Así que nunca es demasiado lo que se pueda hablar (y escribir) sobre movilidad. En este espacio hemos defendido la idea de que un ciudadano debe tener acceso a un menú amplio de opciones de movilidad y no depender de uno solo, como tiende a pasar en el caso de los automóviles con las ciudades americanas del norte y del sur, sobre todo las más pobladas, que en el caso latinoamericano cuentan con transporte público de mediana o baja calidad, más una serie de factores que estimulan el uso del automóvil, como en Venezuela lo son las tarifas reguladas de los estacionamientos y el contar con uno de los precios del combustible más baratos de la Tierra.

bici1En los últimos años, un medio de transporte que tiene tres siglos de existencia y no ha sido jamás abandonado en las áreas rurales y semirurales de todo el mundo ha sido objeto de atención, de recuperación y de activismo: la bicicleta.

Barata, democrática, sana e incapaz de contaminar, la bici es la protagonista de un movimiento que en sus versiones más radicales promueve el abandono total o casi total del uso del automóvil. De hecho, en unos cuantos casos los ciclistas generan el rechazo de gente muy diversa, desde el alcalde de Toronto hasta ciudadanos comunes en muchos lugares.

En Valencia, España, las quejas de los peatones y los automovilistas han impulsado al ayuntamiento a castigar con multas a los ciclistas que conducen por las aceras o dejan sus vehículos donde no corresponde. Esto quiere decir no solo que el ciclismo urbano también es fuente de conflicto, sino que ha adquirido en algunos casos el volumen de circulación suficiente para causarlos.

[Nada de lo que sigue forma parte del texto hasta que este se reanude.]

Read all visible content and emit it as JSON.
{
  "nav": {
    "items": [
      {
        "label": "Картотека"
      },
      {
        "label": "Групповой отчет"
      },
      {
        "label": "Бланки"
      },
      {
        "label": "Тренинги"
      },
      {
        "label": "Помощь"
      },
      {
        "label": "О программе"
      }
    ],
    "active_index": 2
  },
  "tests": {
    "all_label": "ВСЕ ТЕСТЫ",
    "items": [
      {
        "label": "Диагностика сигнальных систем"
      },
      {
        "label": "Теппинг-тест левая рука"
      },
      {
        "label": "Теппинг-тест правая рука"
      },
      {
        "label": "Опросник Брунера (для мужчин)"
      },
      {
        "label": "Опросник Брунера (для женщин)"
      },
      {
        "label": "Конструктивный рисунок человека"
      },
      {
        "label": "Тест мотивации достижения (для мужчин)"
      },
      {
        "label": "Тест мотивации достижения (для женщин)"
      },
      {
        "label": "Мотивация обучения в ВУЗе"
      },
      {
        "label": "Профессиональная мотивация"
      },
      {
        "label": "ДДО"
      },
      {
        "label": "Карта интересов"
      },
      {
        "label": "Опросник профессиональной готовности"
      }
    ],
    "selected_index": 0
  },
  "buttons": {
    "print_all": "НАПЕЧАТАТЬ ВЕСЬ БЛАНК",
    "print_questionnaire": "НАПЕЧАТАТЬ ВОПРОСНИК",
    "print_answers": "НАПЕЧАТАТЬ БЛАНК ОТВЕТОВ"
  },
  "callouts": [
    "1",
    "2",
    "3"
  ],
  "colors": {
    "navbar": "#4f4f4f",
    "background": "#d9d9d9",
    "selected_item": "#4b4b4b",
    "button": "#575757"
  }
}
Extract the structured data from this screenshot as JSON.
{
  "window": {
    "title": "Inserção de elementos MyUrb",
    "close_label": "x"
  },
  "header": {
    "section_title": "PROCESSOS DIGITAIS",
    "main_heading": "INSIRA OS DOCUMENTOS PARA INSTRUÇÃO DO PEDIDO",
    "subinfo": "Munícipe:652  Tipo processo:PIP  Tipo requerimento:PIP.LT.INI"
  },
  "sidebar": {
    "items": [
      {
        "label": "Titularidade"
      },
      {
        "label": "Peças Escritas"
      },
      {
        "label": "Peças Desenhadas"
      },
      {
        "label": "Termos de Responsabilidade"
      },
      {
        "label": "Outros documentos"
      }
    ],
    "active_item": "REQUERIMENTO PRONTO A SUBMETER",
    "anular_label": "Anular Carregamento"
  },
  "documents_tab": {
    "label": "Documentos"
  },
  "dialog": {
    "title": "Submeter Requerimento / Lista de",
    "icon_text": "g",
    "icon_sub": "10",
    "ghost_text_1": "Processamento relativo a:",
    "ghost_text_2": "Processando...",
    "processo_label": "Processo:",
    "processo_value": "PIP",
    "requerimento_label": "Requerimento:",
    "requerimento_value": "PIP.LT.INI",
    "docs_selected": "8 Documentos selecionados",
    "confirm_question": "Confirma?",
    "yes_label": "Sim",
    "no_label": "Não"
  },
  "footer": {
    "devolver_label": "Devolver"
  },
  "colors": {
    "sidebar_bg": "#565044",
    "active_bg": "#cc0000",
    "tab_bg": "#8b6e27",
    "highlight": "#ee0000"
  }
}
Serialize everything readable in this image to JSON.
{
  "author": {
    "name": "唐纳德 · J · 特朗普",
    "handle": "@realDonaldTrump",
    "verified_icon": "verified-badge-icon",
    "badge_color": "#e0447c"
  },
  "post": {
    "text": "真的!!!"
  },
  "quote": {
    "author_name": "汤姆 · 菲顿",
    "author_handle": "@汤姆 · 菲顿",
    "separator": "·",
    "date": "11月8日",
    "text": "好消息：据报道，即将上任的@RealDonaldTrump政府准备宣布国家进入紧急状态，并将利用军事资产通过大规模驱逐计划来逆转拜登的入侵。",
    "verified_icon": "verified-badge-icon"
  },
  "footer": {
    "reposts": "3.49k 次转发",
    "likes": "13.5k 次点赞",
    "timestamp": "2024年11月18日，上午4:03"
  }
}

Caso muy distinto es el de Caracas, Venezuela, donde colectivos como Una Sampablera por Caracas organizan acciones de calle para mostrar a los ciudadanos que la bicicleta puede ser una opción y que produce una manera más directa de relacionarse con la ciudad, en una sociedad fuertemente conflictiva. Para este domingo 4 de diciembre, por ejemplo, invitan a un recorrido en bici desde Sabana Grande hasta el centro de arte La Estancia y la plaza Los Palos Grandes.

En Montreal, al menos en las zonas centrales de la fría ciudad canadiense, hay muy pocos taxis y parecen impensables los problemáticos mototaxis que se han hecho omnipresentes en Caracas, por la calidad del sistema público de transporte colectivo, que no es barato pero sí tremendamente eficiente.

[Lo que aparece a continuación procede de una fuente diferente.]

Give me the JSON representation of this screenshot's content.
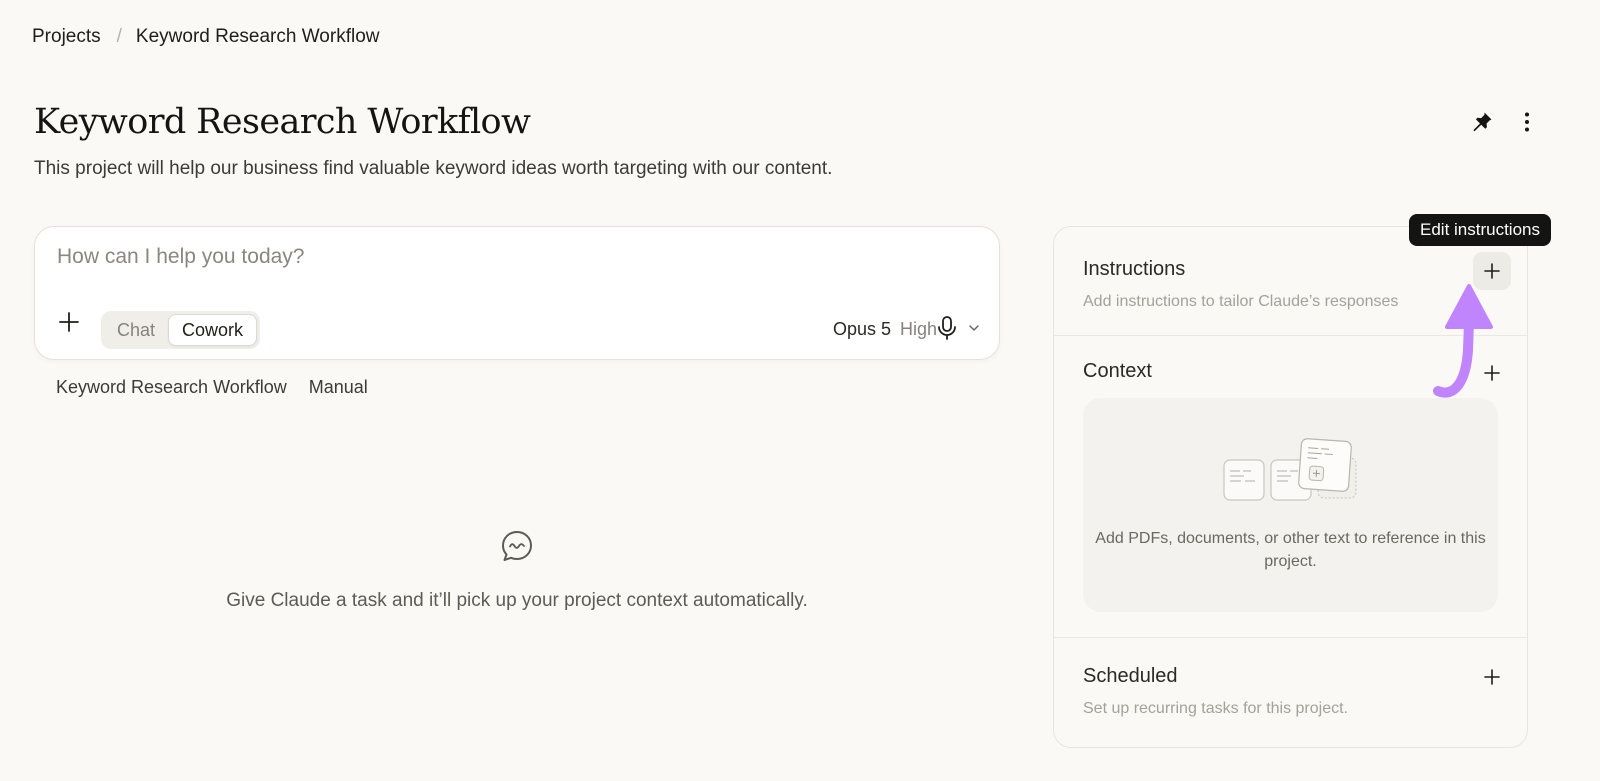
{
  "breadcrumb": {
    "root": "Projects",
    "separator": "/",
    "current": "Keyword Research Workflow"
  },
  "project": {
    "title": "Keyword Research Workflow",
    "description": "This project will help our business find valuable keyword ideas worth targeting with our content."
  },
  "composer": {
    "placeholder": "How can I help you today?",
    "modes": [
      "Chat",
      "Cowork"
    ],
    "active_mode": "Cowork",
    "model": "Opus 5",
    "effort": "High"
  },
  "chips": [
    "Keyword Research Workflow",
    "Manual"
  ],
  "empty_state": {
    "icon": "chat-bubble-icon",
    "message": "Give Claude a task and it’ll pick up your project context automatically."
  },
  "panel": {
    "instructions": {
      "title": "Instructions",
      "subtitle": "Add instructions to tailor Claude’s responses"
    },
    "context": {
      "title": "Context",
      "empty_text": "Add PDFs, documents, or other text to reference in this project."
    },
    "scheduled": {
      "title": "Scheduled",
      "subtitle": "Set up recurring tasks for this project."
    }
  },
  "tooltip": "Edit instructions",
  "colors": {
    "background": "#faf9f6",
    "accent_arrow": "#c084fc",
    "tooltip_bg": "#141413"
  }
}
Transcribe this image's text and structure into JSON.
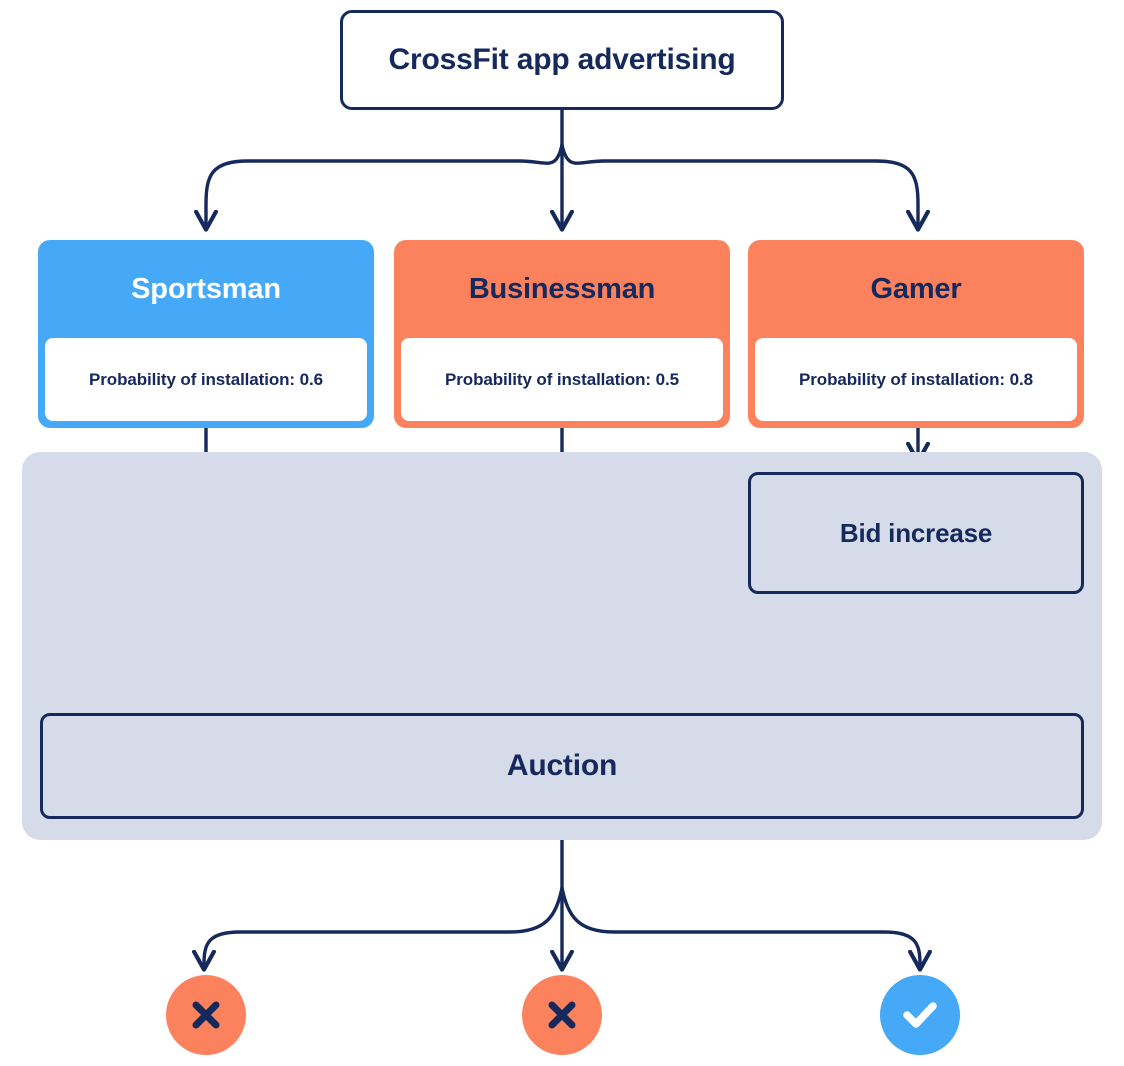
{
  "diagram": {
    "title_node": {
      "label": "CrossFit app advertising"
    },
    "segments": [
      {
        "name": "Sportsman",
        "probability_text": "Probability of installation: 0.6",
        "probability_value": 0.6,
        "color": "#45A9F7",
        "title_color": "#FFFFFF"
      },
      {
        "name": "Businessman",
        "probability_text": "Probability of installation: 0.5",
        "probability_value": 0.5,
        "color": "#FC825E",
        "title_color": "#16295C"
      },
      {
        "name": "Gamer",
        "probability_text": "Probability of installation: 0.8",
        "probability_value": 0.8,
        "color": "#FC825E",
        "title_color": "#16295C"
      }
    ],
    "bid_increase": {
      "label": "Bid increase"
    },
    "auction": {
      "label": "Auction"
    },
    "outcomes": [
      {
        "icon": "cross-icon",
        "result": "rejected",
        "color": "#FC825E",
        "glyph_color": "#16295C"
      },
      {
        "icon": "cross-icon",
        "result": "rejected",
        "color": "#FC825E",
        "glyph_color": "#16295C"
      },
      {
        "icon": "check-icon",
        "result": "won",
        "color": "#45A9F7",
        "glyph_color": "#FFFFFF"
      }
    ],
    "palette": {
      "navy": "#16295C",
      "blue": "#45A9F7",
      "orange": "#FC825E",
      "panel_gray": "#D5DBE8",
      "white": "#FFFFFF"
    }
  }
}
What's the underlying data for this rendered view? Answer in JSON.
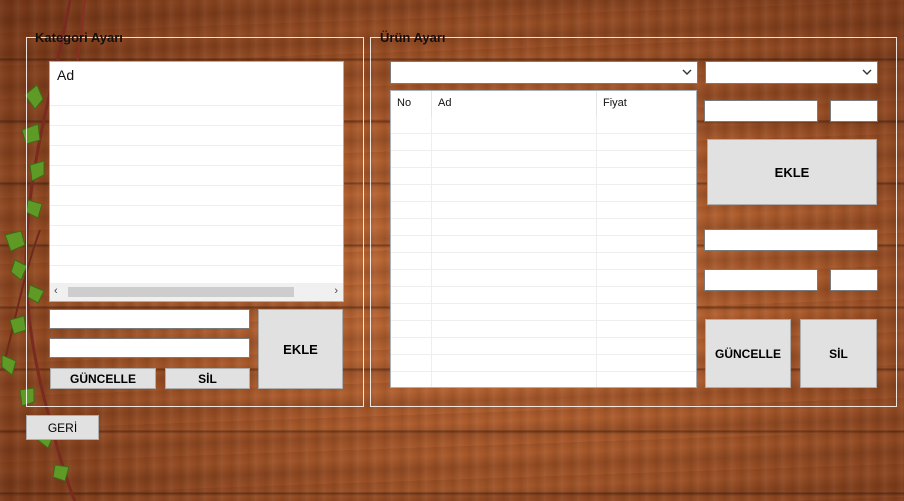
{
  "kategori": {
    "title": "Kategori Ayarı",
    "list_header": "Ad",
    "ekle_label": "EKLE",
    "guncelle_label": "GÜNCELLE",
    "sil_label": "SİL"
  },
  "urun": {
    "title": "Ürün Ayarı",
    "columns": [
      "No",
      "Ad",
      "Fiyat"
    ],
    "ekle_label": "EKLE",
    "guncelle_label": "GÜNCELLE",
    "sil_label": "SİL"
  },
  "geri_label": "GERİ",
  "colors": {
    "button_bg": "#e1e1e1",
    "wood": "#a85a2c",
    "leaf": "#6aa22a"
  }
}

calle_ciudad_300Aún así, hay mucho uso del automóvil y de la bicicleta, pero los conductores dan paso prioritario a ciclistas y peatones en los cruces, los ciclistas no pueden circular por las aceras y no pueden dejar las bicicletas donde les parezca, y en general no parece haber mayores conflictos entre unos y otros (aunque sí accidentes: arrollamientos de peatones o ciclistas por parte de autobuses o automóviles, sobre todo en encrucijadas y cuando hay baja visibilidad).

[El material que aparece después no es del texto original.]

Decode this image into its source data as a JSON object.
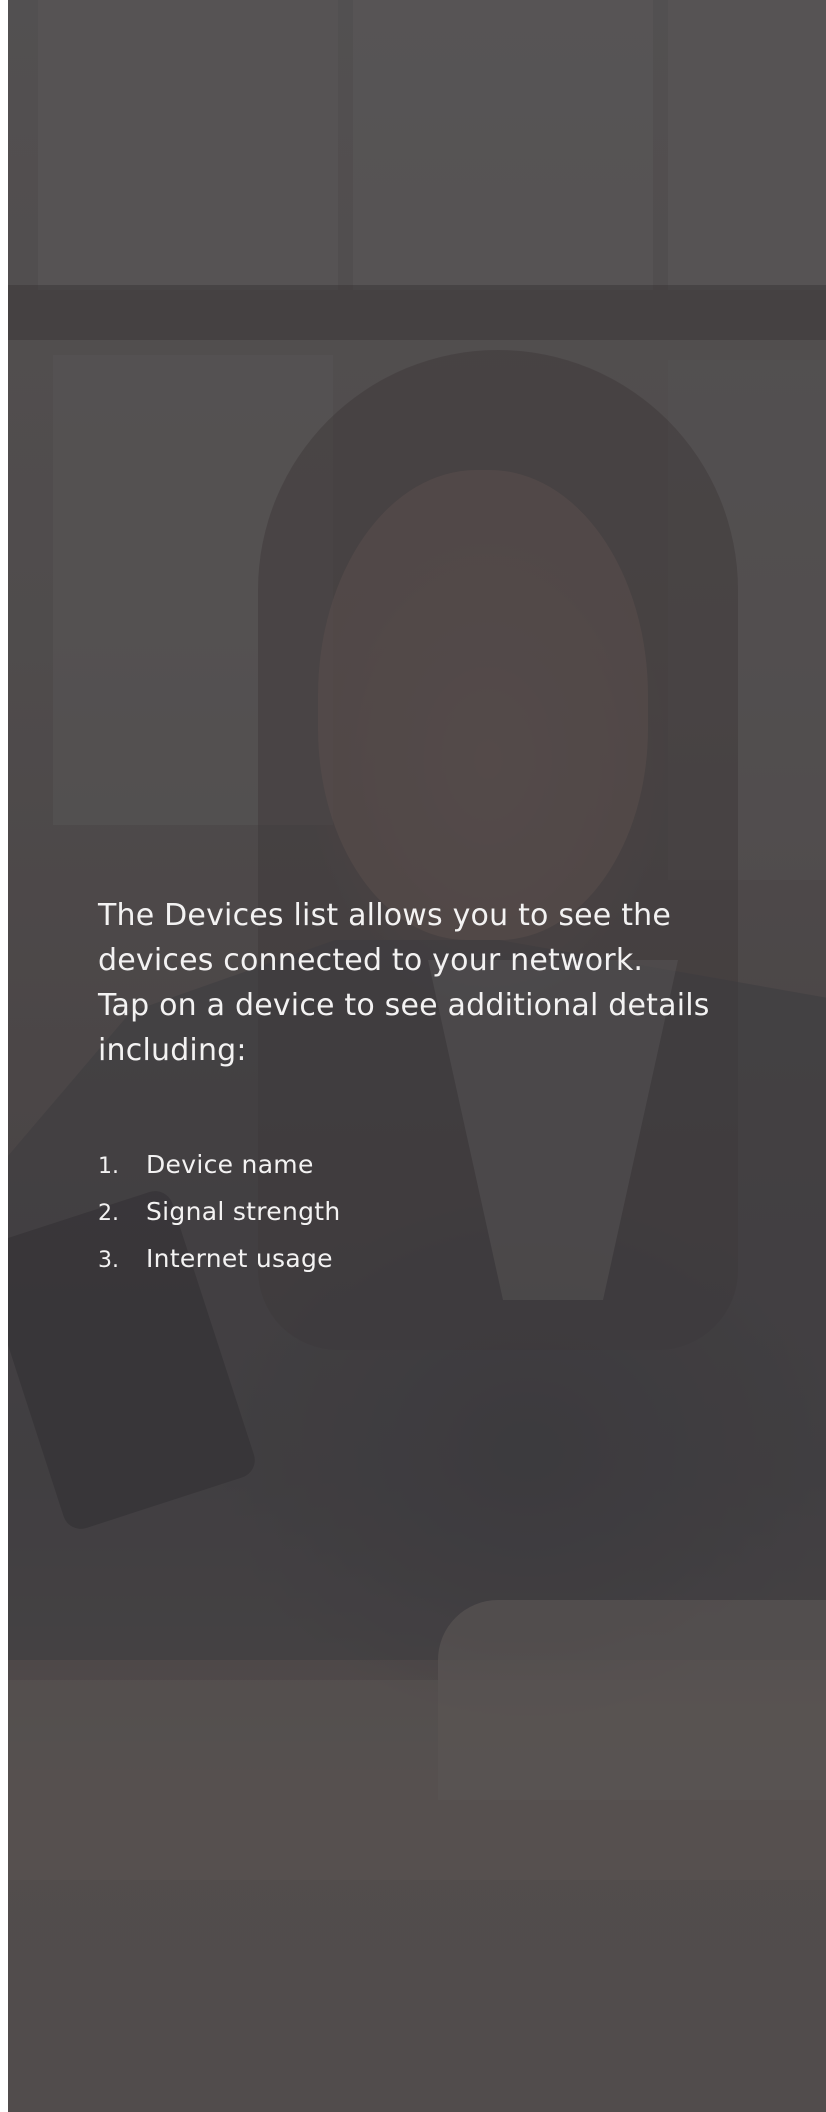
{
  "intro": {
    "line1": "The Devices list allows you to see the",
    "line2": "devices connected to your network.",
    "line3": "Tap on a device to see additional details",
    "line4": "including:"
  },
  "details": [
    {
      "number": "1.",
      "label": "Device name"
    },
    {
      "number": "2.",
      "label": "Signal strength"
    },
    {
      "number": "3.",
      "label": "Internet usage"
    }
  ],
  "background": {
    "overlay_color": "#3c3a3c"
  }
}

Lo que parece ser la clave, dentro de una ecuación muy compleja que involucra infraestructura, legislación, tecnología, diseño urbano y educación ciudadana, es que haya normas claras y bien pensadas, que se hagan cumplir.

En una sociedad tan dada a la negociación como la canadiense los conflictos de la cotidianidad urbana parecen hallar siempre el modo de resolverse en paz; pero si los brasileños lo han logrado también en Curitiba y los uruguayos en Montevideo (donde los autobuses son tan puntuales como en Montreal), no tenemos por qué pensar que en el resto de las grandes ciudades latinoamericanas, con sus distintas peculiaridades, sea inconcebible tener normas que todos cumplamos para que vivamos al menos un poco mejor.